Dir-se-à que esta é a verdadeira força das democracias que permanentemente se discutem e confrontam que sempre rejeitam utilizar, em proveito próprio, os métodos, os meios e os instrumentos que combatem em relação às sociedades que não são livres.

Contudo, o acessório ainda que muito importante, não pode nunca esconder o essencial. Ora, o essencial é que a intervenção norte-americana e britânica no Iraque e o seu sucesso (que todo o mundo livre deve desejar) se tornou num elemento fulcral e decisivo da paz e surge hoje claramente como o único caminho para promover a prazo, a resolução definitiva do conflito entre Israel e os árabes. Como também é essencial, compreender, sobretudo para os europeus, que a intervenção de Tony Blair, o Primeiro-ministro da Grã-Bretanha, neste conflito, pode ter dado à Europa o pretexto e a oportunidade de assumir um papel de destaque e importância numa reforçada e revigorada cooperação transatlântica com os Estados Unidos.

São, portanto, bastante mais positivos que negativos, para o mundo livre, as consequências que podem resultar da guerra do Iraque (o que será visível no curto prazo seguramente) o que, se não impede que tudo se discuta em democracia, exige, pelo menos também que não se esqueça, discuta e reflicta sobre o que é verdadeiramente essencial.

Paralelamente com a discussão da situação no Iraque e das suas consequências nos Estados Unidos e na Grã-Bretanha, a imprensa reflectiu, nos últimos dias, o conflito verbal aberto entre a União Europeia e Cuba.

O resumo da situação é fácil de fazer: na sequência de um certo endurecimento do regime cubano, perante os seus opositores, que se traduziu em pesadas penas de prisão e em 3 condenações à morte, a Europa reagiu condicionando a futura ajuda financeira e política à abertura do regime. De imediato Cuba, pela voz do seu líder, ameaçou prescindir de qualquer ajuda e abriu um conflito diplomático de consequências ainda dificilmente previsíveis.

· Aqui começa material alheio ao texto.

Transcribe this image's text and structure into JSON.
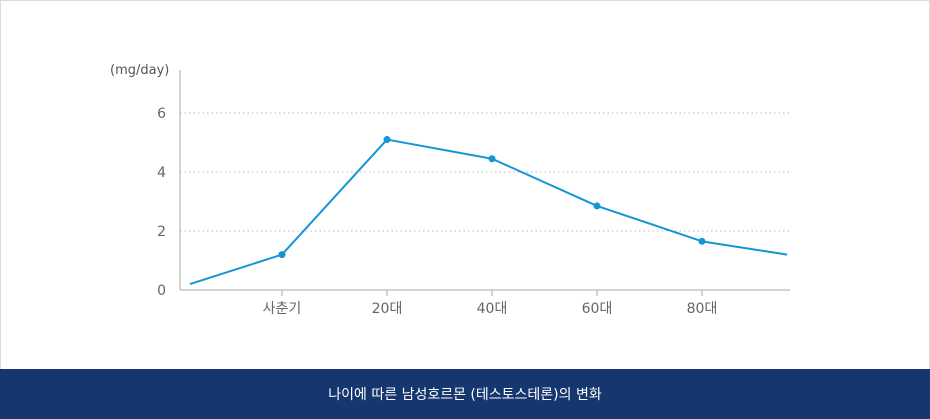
{
  "caption": "나이에 따른 남성호르몬 (테스토스테론)의 변화",
  "chart_data": {
    "type": "line",
    "ylabel": "(mg/day)",
    "xlabel": "",
    "ylim": [
      0,
      6
    ],
    "yticks": [
      0,
      2,
      4,
      6
    ],
    "grid": "horizontal-dotted",
    "categories": [
      "사춘기",
      "20대",
      "40대",
      "60대",
      "80대"
    ],
    "series": [
      {
        "start_value": 0.2,
        "values": [
          1.2,
          5.1,
          4.45,
          2.85,
          1.65
        ],
        "end_value": 1.2,
        "color": "#1496d6"
      }
    ]
  },
  "colors": {
    "line": "#1496d6",
    "grid": "#bbbbbb",
    "axis": "#aaaaaa",
    "caption_bg": "#15366f"
  }
}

Tive, recentemente, oportunidade de escrever neste espaço que a situação política e social cubana é extremamente complexa e dificilmente compreensível para quem não a aborde segundo uma óptica suficientemente ampla quer do ponto de vista socio-cultural, quer do ponto de vista histórico.

O “socialismo” de Cuba não é hoje exportável para fora da ilha (como o comprova a patética imitação do ditador Venezuelano) e o perigo cubano, bem presente na década de 60 com o episódio dos mísseis soviéticos apontados ao seu poderoso vizinho é, hoje, uma fixação e um pretexto para justificar um confronto.

Um confronto que opõe sobretudo os cubanos residentes na ilha e defensores do regime castrista aos cubanos exilados nos Estados Unidos que detém um poder de influência notável sobre a Administração Bush.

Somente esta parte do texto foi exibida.